Paradoxalement, tant que l’impact de ces politiques monétaires sur l’économie réelle demeurait insuffisant, la continuité du soutien des banques centrales était assurée. Les marchés pouvaient donc continuer de monter.

Dès lors, la question qu’il était légitime de se poser était de savoir quelle forme prendrait l’issue de cette période exceptionnelle. En cas d’échec ultime de ces politiques monétaires, c’est-à-dire en cas de rechute de l’inflation et de la croissance, les marchés risquaient de connaître une crise de confiance considérable. Cet échec a été évité.

L’autre issue envisageable était celle d’un succès. Mais dans ce cas, la reprise de la croissance et de l’inflation justifierait la fin des mesures exceptionnelles de soutien monétaire, et entraînerait une remontée des taux d’intérêt vers des niveaux « normaux », les valorisations des marchés d’actions en subissant les conséquences. C’est ce qui se passe aujourd’hui.

Il faut comprendre que la hausse des marchés ces dernières années s’est effectuée sur une ligne de crête entre ces deux écueils. Ainsi la Banque centrale américaine (Fed) a pu cesser ses achats d’obligations en octobre 2014 sans que les marchés ni obligataires ni d’actions ne s’en émeuvent durablement. Car pendant cette période, croissance et inflation n’étaient ni trop fortes ni trop faibles. De plus, la Banque centrale européenne commençait son propre programme d’achats d’actifs peu après (2015).

Croissance économique

Lors de la frayeur que le vote britannique en faveur du Brexit provoqua sur les marchés en juin 2016, les banques centrales purent immédiatement apaiser les investisseurs en les assurant de leur soutien si nécessaire. En 2017 culmina dans le meilleur des mondes car la croissance économique commença enfin de repartir (ce qui renforça les marchés d’actions), mais sans que l’inflation n’accélère (ce qui permit aux banques centrales de tempérer leur appétit de normalisation monétaire).

Les investisseurs doivent comprendre que les moteurs de performances auxquels ils s’étaient habitués s’inversent

Aujourd’hui, le scénario de sortie « par le haut » des longues années de soutien monétaire se précise. Et toutes les grandes banques centrales s’apprêtent donc à réduire voire à inverser leurs interventions. C’est une bonne nouvelle pour l’économie. Mais les investisseurs doivent comprendre que les moteurs de performances auxquels ils s’étaient habitués s’inversent. La baisse continue des taux d’intérêt n’a plus lieu d’être, et ces derniers doivent retrouver un niveau normal, que la distorsion opérée par l’intervention des banques centrales avait amenés à des extrêmes, déconnectés de la réalité économique.

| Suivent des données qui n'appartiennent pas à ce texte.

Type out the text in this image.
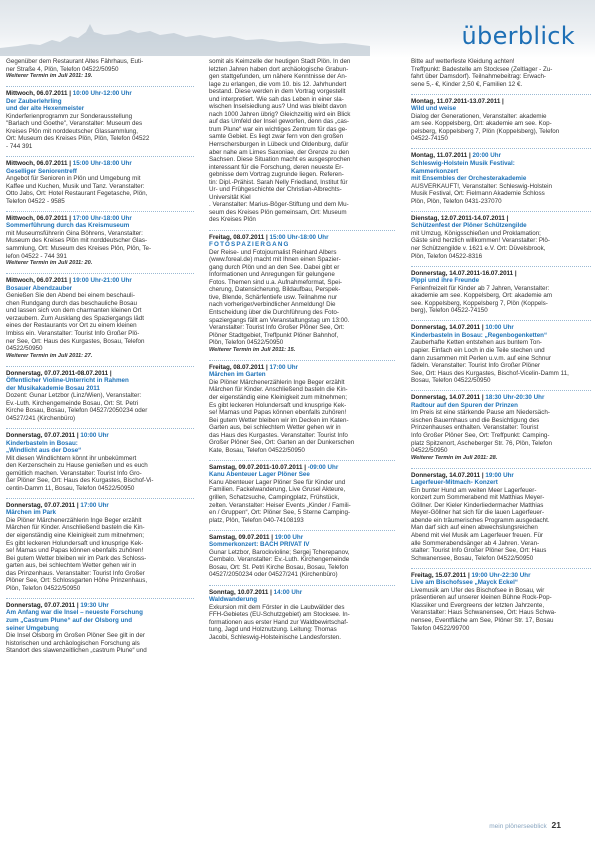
überblick

Gegenüber dem Restaurant Altes Fährhaus, Euti-

ner Straße 4, Plön, Telefon 04522/50950

Weiterer Termin im Juli 2011: 19.

Mittwoch, 06.07.2011 | 10:00 Uhr-12:00 Uhr

Der Zauberlehrling

und der alte Hexenmeister

Kinderferienprogramm zur Sonderausstellung

"Barlach und Goethe", Veranstalter: Museum des

Kreises Plön mit norddeutscher Glassammlung,

Ort: Museum des Kreises Plön, Plön, Telefon 04522

- 744 391

Mittwoch, 06.07.2011 | 15:00 Uhr-18:00 Uhr

Geselliger Seniorentreff

Angebot für Senioren in Plön und Umgebung mit

Kaffee und Kuchen, Musik und Tanz. Veranstalter:

Otto Jabs, Ort: Hotel Restaurant Fegetasche, Plön,

Telefon 04522 - 9585

Mittwoch, 06.07.2011 | 17:00 Uhr-18:00 Uhr

Sommerführung durch das Kreismuseum

mit Museumsführerin Gina Böhrens, Veranstalter:

Museum des Kreises Plön mit norddeutscher Glas-

sammlung, Ort: Museum des Kreises Plön, Plön, Te-

lefon 04522 - 744 391

Weiterer Termin im Juli 2011: 20.

Mittwoch, 06.07.2011 | 19:00 Uhr-21:00 Uhr

Bosauer Abendzauber

Genießen Sie den Abend bei einem beschauli-

chen Rundgang durch das beschauliche Bosau

und lassen sich von dem charmanten kleinen Ort

verzaubern. Zum Ausklang des Spaziergangs lädt

eines der Restaurants vor Ort zu einem kleinen

Imbiss ein. Veranstalter: Tourist Info Großer Plö-

ner See, Ort: Haus des Kurgastes, Bosau, Telefon

04522/50950

Weiterer Termin im Juli 2011: 27.

Donnerstag, 07.07.2011-08.07.2011 |

Öffentlicher Violine-Unterricht in Rahmen

der Musikakademie Bosau 2011

Dozent: Gunar Letzbor (Linz/Wien), Veranstalter:

Ev.-Luth. Kirchengemeinde Bosau, Ort: St. Petri

Kirche Bosau, Bosau, Telefon 04527/2050234 oder

04527/241 (Kirchenbüro)

Donnerstag, 07.07.2011 | 10:00 Uhr

Kinderbasteln in Bosau:

„Windlicht aus der Dose“

Mit diesen Windlichtern könnt ihr unbekümmert

den Kerzenschein zu Hause genießen und es euch

gemütlich machen. Veranstalter: Tourist Info Gro-

ßer Plöner See, Ort: Haus des Kurgastes, Bischof-Vi-

centin-Damm 11, Bosau, Telefon 04522/50950

Donnerstag, 07.07.2011 | 17:00 Uhr

Märchen im Park

Die Plöner Märchenerzählerin Inge Beger erzählt

Märchen für Kinder. Anschließend basteln die Kin-

der eigenständig eine Kleinigkeit zum mitnehmen;

Es gibt leckeren Holundersaft und knusprige Kek-

se! Mamas und Papas können ebenfalls zuhören!

Bei gutem Wetter bleiben wir im Park des Schloss-

garten aus, bei schlechtem Wetter gehen wir in

das Prinzenhaus. Veranstalter: Tourist Info Großer

Plöner See, Ort: Schlossgarten Höhe Prinzenhaus,

Plön, Telefon 04522/50950

Donnerstag, 07.07.2011 | 19:30 Uhr

Am Anfang war die Insel – neueste Forschung

zum „Castrum Plune“ auf der Olsborg und

seiner Umgebung

Die Insel Olsborg im Großen Plöner See gilt in der

historischen und archäologischen Forschung als

Standort des slawenzeitlichen „castrum Plune“ und

somit als Keimzelle der heutigen Stadt Plön. In den

letzten Jahren haben dort archäologische Grabun-

gen stattgefunden, um nähere Kenntnisse der An-

lage zu erlangen, die vom 10. bis 12. Jahrhundert

bestand. Diese werden in dem Vortrag vorgestellt

und interpretiert. Wie sah das Leben in einer sla-

wischen Inselsiedlung aus? Und was bleibt davon

nach 1000 Jahren übrig? Gleichzeitig wird ein Blick

auf das Umfeld der Insel geworfen, denn das „cas-

trum Plune“ war ein wichtiges Zentrum für das ge-

samte Gebiet. Es liegt zwar fern von den großen

Herrschersburgen in Lübeck und Oldenburg, dafür

aber nahe am Limes Saxoniae, der Grenze zu den

Sachsen. Diese Situation macht es ausgesprochen

interessant für die Forschung, deren neueste Er-

gebnisse dem Vortrag zugrunde liegen. Referen-

tin: Dipl.-Prähist. Sarah Nelly Friedland, Institut für

Ur- und Frühgeschichte der Christian-Albrechts-

Universität Kiel

. Veranstalter: Marius-Böger-Stiftung und dem Mu-

seum des Kreises Plön gemeinsam, Ort: Museum

des Kreises Plön

Freitag, 08.07.2011 | 15:00 Uhr-18:00 Uhr

FOTOSPAZIERGANG

Der Reise- und Fotojournalist Reinhard Albers

(www.foreal.de) macht mit Ihnen einen Spazier-

gang durch Plön und an den See. Dabei gibt er

Informationen und Anregungen für gelungene

Fotos. Themen sind u.a. Aufnahmeformat, Spei-

cherung, Datensicherung, Bildaufbau, Perspek-

tive, Blende, Schärfentiefe usw. Teilnahme nur

nach vorheriger/verbindlicher Anmeldung! Die

Entscheidung über die Durchführung des Foto-

spaziergangs fällt am Veranstaltungstag um 13:00.

Veranstalter: Tourist Info Großer Plöner See, Ort:

Plöner Stadtgebiet, Treffpunkt Plöner Bahnhof,

Plön, Telefon 04522/50950

Weiterer Termin im Juli 2011: 15.

Freitag, 08.07.2011 | 17:00 Uhr

Märchen im Garten

Die Plöner Märchenerzählerin Inge Beger erzählt

Märchen für Kinder. Anschließend basteln die Kin-

der eigenständig eine Kleinigkeit zum mitnehmen;

Es gibt leckeren Holundersaft und knusprige Kek-

se! Mamas und Papas können ebenfalls zuhören!

Bei gutem Wetter bleiben wir im Decken im Katen-

Garten aus, bei schlechtem Wetter gehen wir in

das Haus des Kurgastes. Veranstalter: Tourist Info

Großer Plöner See, Ort: Garten an der Dunkerschen

Kate, Bosau, Telefon 04522/50950

Samstag, 09.07.2011-10.07.2011 | -09:00 Uhr

Kanu Abenteuer Lager Plöner See

Kanu Abenteuer Lager Plöner See für Kinder und

Familien. Fackelwanderung, Live Grusel Akteure,

grillen, Schatzsuche, Campingplatz, Frühstück,

zelten. Veranstalter: Heiser Events „Kinder / Famili-

en / Gruppen“, Ort: Plöner See, 5 Sterne Camping-

platz, Plön, Telefon 040-74108193

Samstag, 09.07.2011 | 19:00 Uhr

Sommerkonzert: BACH PRIVAT IV

Gunar Letzbor, Barockvioline; Sergej Tcherepanov,

Cembalo. Veranstalter: Ev.-Luth. Kirchengemeinde

Bosau, Ort: St. Petri Kirche Bosau, Bosau, Telefon

04527/2050234 oder 04527/241 (Kirchenbüro)

Sonntag, 10.07.2011 | 14:00 Uhr

Waldwanderung

Exkursion mit dem Förster in die Laubwälder des

FFH-Gebietes (EU-Schutzgebiet) am Stocksee. In-

formationen aus erster Hand zur Waldbewirtschaf-

tung, Jagd und Holznutzung. Leitung: Thomas

Jacobi, Schleswig-Holsteinische Landesforsten.

Bitte auf wetterfeste Kleidung achten!

Treffpunkt: Badestelle am Stocksee (Zeltlager - Zu-

fahrt über Damsdorf). Teilnahmebeitrag: Erwach-

sene 5,- €, Kinder 2,50 €, Familien 12 €.

Montag, 11.07.2011-13.07.2011 |

Wild und weise

Dialog der Generationen, Veranstalter: akademie

am see. Koppelsberg, Ort: akademie am see. Kop-

pelsberg, Koppelsberg 7, Plön (Koppelsberg), Telefon

04522-74150

Montag, 11.07.2011 | 20:00 Uhr

Schleswig-Holstein Musik Festival:

Kammerkonzert

mit Ensembles der Orchesterakademie

AUSVERKAUFT!, Veranstalter: Schleswig-Holstein

Musik Festival, Ort: Fielmann Akademie Schloss

Plön, Plön, Telefon 0431-237070

Dienstag, 12.07.2011-14.07.2011 |

Schützenfest der Plöner Schützengilde

mit Umzug, Königsschießen und Proklamation;

Gäste sind herzlich willkommen! Veranstalter: Plö-

ner Schützengilde v. 1621 e.V. Ort: Düvelsbrook,

Plön, Telefon 04522-8316

Donnerstag, 14.07.2011-16.07.2011 |

Pippi und ihre Freunde

Ferienfreizeit für Kinder ab 7 Jahren, Veranstalter:

akademie am see. Koppelsberg, Ort: akademie am

see. Koppelsberg, Koppelsberg 7, Plön (Koppels-

berg), Telefon 04522-74150

Donnerstag, 14.07.2011 | 10:00 Uhr

Kinderbasteln in Bosau: „Regenbogenketten“

Zauberhafte Ketten entstehen aus buntem Ton-

papier. Einfach ein Loch in die Teile stechen und

dann zusammen mit Perlen u.v.m. auf eine Schnur

fädeln. Veranstalter: Tourist Info Großer Plöner

See, Ort: Haus des Kurgastes, Bischof-Vicelin-Damm 11,

Bosau, Telefon 04522/50950

Donnerstag, 14.07.2011 | 18:30 Uhr-20:30 Uhr

Radtour auf den Spuren der Prinzen

Im Preis ist eine stärkende Pause am Niedersäch-

sischen Bauernhaus und die Besichtigung des

Prinzenhauses enthalten. Veranstalter: Tourist

Info Großer Plöner See, Ort: Treffpunkt: Camping-

platz Spitzenort, Ascheberger Str. 76, Plön, Telefon

04522/50950

Weiterer Termin im Juli 2011: 28.

Donnerstag, 14.07.2011 | 19:00 Uhr

Lagerfeuer-Mitmach- Konzert

Ein bunter Hund am weiten Meer Lagerfeuer-

konzert zum Sommerabend mit Matthias Meyer-

Göllner. Der Kieler Kinderliedermacher Matthias

Meyer-Göllner hat sich für die lauen Lagerfeuer-

abende ein träumerisches Programm ausgedacht.

Man darf sich auf einen abwechslungsreichen

Abend mit viel Musik am Lagerfeuer freuen. Für

alle Sommerabendsänger ab 4 Jahren. Veran-

stalter: Tourist Info Großer Plöner See, Ort: Haus

Schwanensee, Bosau, Telefon 04522/50950

Freitag, 15.07.2011 | 19:00 Uhr-22:30 Uhr

Live am Bischofssee „Mayck Eckel“

Livemusik am Ufer des Bischofsee in Bosau, wir

präsentieren auf unserer kleinen Bühne Rock-Pop-

Klassiker und Evergreens der letzten Jahrzente,

Veranstalter: Haus Schwanensee, Ort: Haus Schwa-

nensee, Eventfläche am See, Plöner Str. 17, Bosau

Telefon 04522/99700

mein plönerseeblick 21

Versant de l’huile sur le feu, la réforme fiscale de l’administration Trump creuse le déficit budgétaire américain, augmentant les besoins de financement du Trésor, au moment même où la Fed entreprend de se désengager. Les taux d’intérêts sont donc doublement sous tension. En Europe, il est patent que les rendements de la dette souveraine allemande, même après leur remontée à 0,75 % ces derniers jours, ne correspondent toujours pas à leur niveau « normal ».

Réalité des prix

Les marchés doivent désormais revenir à la réalité des prix, et il est compréhensible que le réveil d’un long rêve doré constitue un ajustement douloureux. Quand le prix des actions et des obligations, après une période d’instabilité, se sera ajusté à la nouvelle réalité, alors il conviendra de s’assurer que l’économie va toujours aussi bien, et peut devenir le nouveau moteur des marchés actions, à partir de valorisations assainies. Il y aurait dans ce cas des niveaux d’entrée sur les marchés d’actions à ne pas manquer.

C’est ce qui s’était produit, par exemple, après la forte correction de marché d’octobre 1987. En cas de ralentissement économique en revanche, les banques centrales n’auraient d’autre choix que de se précipiter de nouveau au chevet des marchés. Cela rassurerait certainement dans un premier temps, mais constituerait un constat d’échec cuisant. C’est là que réside le véritable risque : que l’économie s’avère trop fragile encore pour encaisser ce regain de stress financier, et que les signaux de croissance et d’inflation s’inversent de nouveau. Réponse dans quelques mois.